The Washington Nationals have not had much of an October legacy -- they've pretty much only known frustration and heartbreak since their first season in 2005. When they went down to the Dodgers in the NLDS, 2 games to 1, I knew they were finished. And why shouldn't they be? That's always how it goes for them.

But Ryan Zimmerman, the only player who’s been there since 2005, had had about enough of that in his team’s elimination game on Monday night.

The heavens had opened up minutes before as if to set the mood, rain billowing down from the sky for a few brief minutes of an intense downpour and the Nats clinging perilously to a 2-1 lead. You could cut the tension in the air with a knife when Zimmerman strode to the plate looking to give his team a bigger lead.

If they lost this game, it'd be another cold winter, another October dream dashed. But this time, Zimmerman was ready.
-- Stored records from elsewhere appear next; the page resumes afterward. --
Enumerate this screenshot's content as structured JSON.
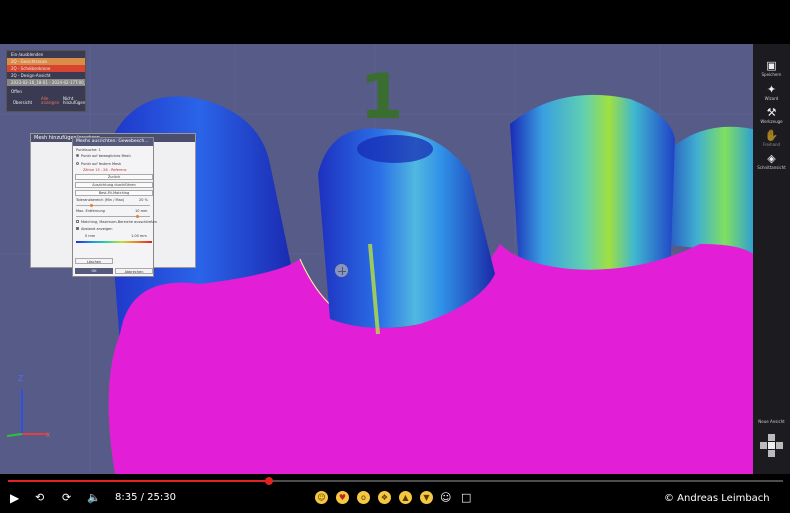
{
  "video": {
    "time_current": "8:35",
    "time_total": "25:30",
    "time_display": "8:35 / 25:30",
    "progress_fraction": 0.337,
    "watermark": "© Andreas Leimbach"
  },
  "viewport": {
    "big_number": "1",
    "axis_label_z": "Z",
    "axis_label_x": "X"
  },
  "object_panel": {
    "rows": [
      "Ein-/ausblenden",
      "2Q - Gesichtsscan",
      "2Q - Scheibenkrone",
      "2Q - Design-Ansicht",
      "2023-02-16_18-01 - 2024-02-17T-00_gescannter"
    ],
    "btn_ubersicht": "Übersicht",
    "btn_alle": "Alle anzeigen",
    "btn_nicht": "Nicht hinzufügen",
    "item_offen": "Offen"
  },
  "dialog_back": {
    "title": "Mesh hinzufügen/ersetzen"
  },
  "dialog": {
    "title": "Meshs ausrichten: Gewebesch...",
    "lines": [
      "Punktsuche: 1",
      "Punkt auf bewegliches Mesh",
      "Punkt auf festem Mesh",
      "Zähne 15 - 26 - Referenz"
    ],
    "btn_zuruck": "Zurück",
    "btn_ausrichtung": "Ausrichtung durchführen",
    "btn_bestfit": "Best-Fit-Matching",
    "label_toleranz": "Toleranzbereich (Min / Max)",
    "val_toleranz": "20 %",
    "label_max": "Max. Entfernung",
    "val_max": "10 mm",
    "cb_matching": "Matching, Maximum-Bereiche ausschließen",
    "cb_abstand": "Abstand anzeigen",
    "val_scale_min": "0 mm",
    "val_scale_max": "1.00 mm",
    "btn_loschen": "Löschen",
    "btn_ok": "OK",
    "btn_abbrechen": "Abbrechen"
  },
  "right_toolbar": {
    "items": [
      {
        "label": "Speichern",
        "icon": "save-icon"
      },
      {
        "label": "Wizard",
        "icon": "wand-icon"
      },
      {
        "label": "Werkzeuge",
        "icon": "tools-icon"
      },
      {
        "label": "Freihand",
        "icon": "hand-icon"
      },
      {
        "label": "Schnittansicht",
        "icon": "gamepad-icon"
      }
    ],
    "bottom_label": "Neue Ansicht"
  },
  "colors": {
    "accent": "#e52020",
    "viewport_bg": "#575b88",
    "gum": "#e21fd6"
  }
}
For 15 seasons, Zimmerman has been the face of the franchise -- he started his Major League career in the Nats' first season in Washington and has been there ever since. He's outlived the Bryce Harper era and all its dramatics. He's a D.C. hero.

Early postseason exits in four of those seasons have given the Nats a special kind of baggage that they definitely don't want, and Zimmerman's been there for all of it. Losing Game 4 of the Division Series at home and watching another team celebrate on their infield would have felt all too familiar, so he wanted to do his part to make sure that wouldn't happen.

When he came out to the batter's box, there was a palpable excitement in the air. Could he? Would he?

Well, he did. And when that homer landed beyond the outstretched glove of Cody Bellinger in left-center field, a 2-1 lead suddenly a more comfortable 5-1, Zimmerman and Nationals Park let it all out, fully caught up in a shared experience of total bliss.

That wasn't a scene from a movie, but it felt like one. It should be one. That's the power of the postseason, when narratives clash and heroes do the things that make them heroes. Watching this sequence develop, I let out an audible gasp when Zimmerman's bat collided with Baez's high-90s fastball, blasting it out into the cold night air.

And I know I wasn't the only one with that sort of reaction. At the ballpark, fans inevitably screamed, jumped, hugged strangers, threw things into the sky in jubilation, thousands more doing the same at home watching their television sets.

Zimmerman's homer held up, and the Nats won, 6-1 -- forcing at least one more game this season, and maybe more. Who knows? His blast (and the mighty arm of Max Scherzer) helped the Nats rewrite their own script, and they may not be finished.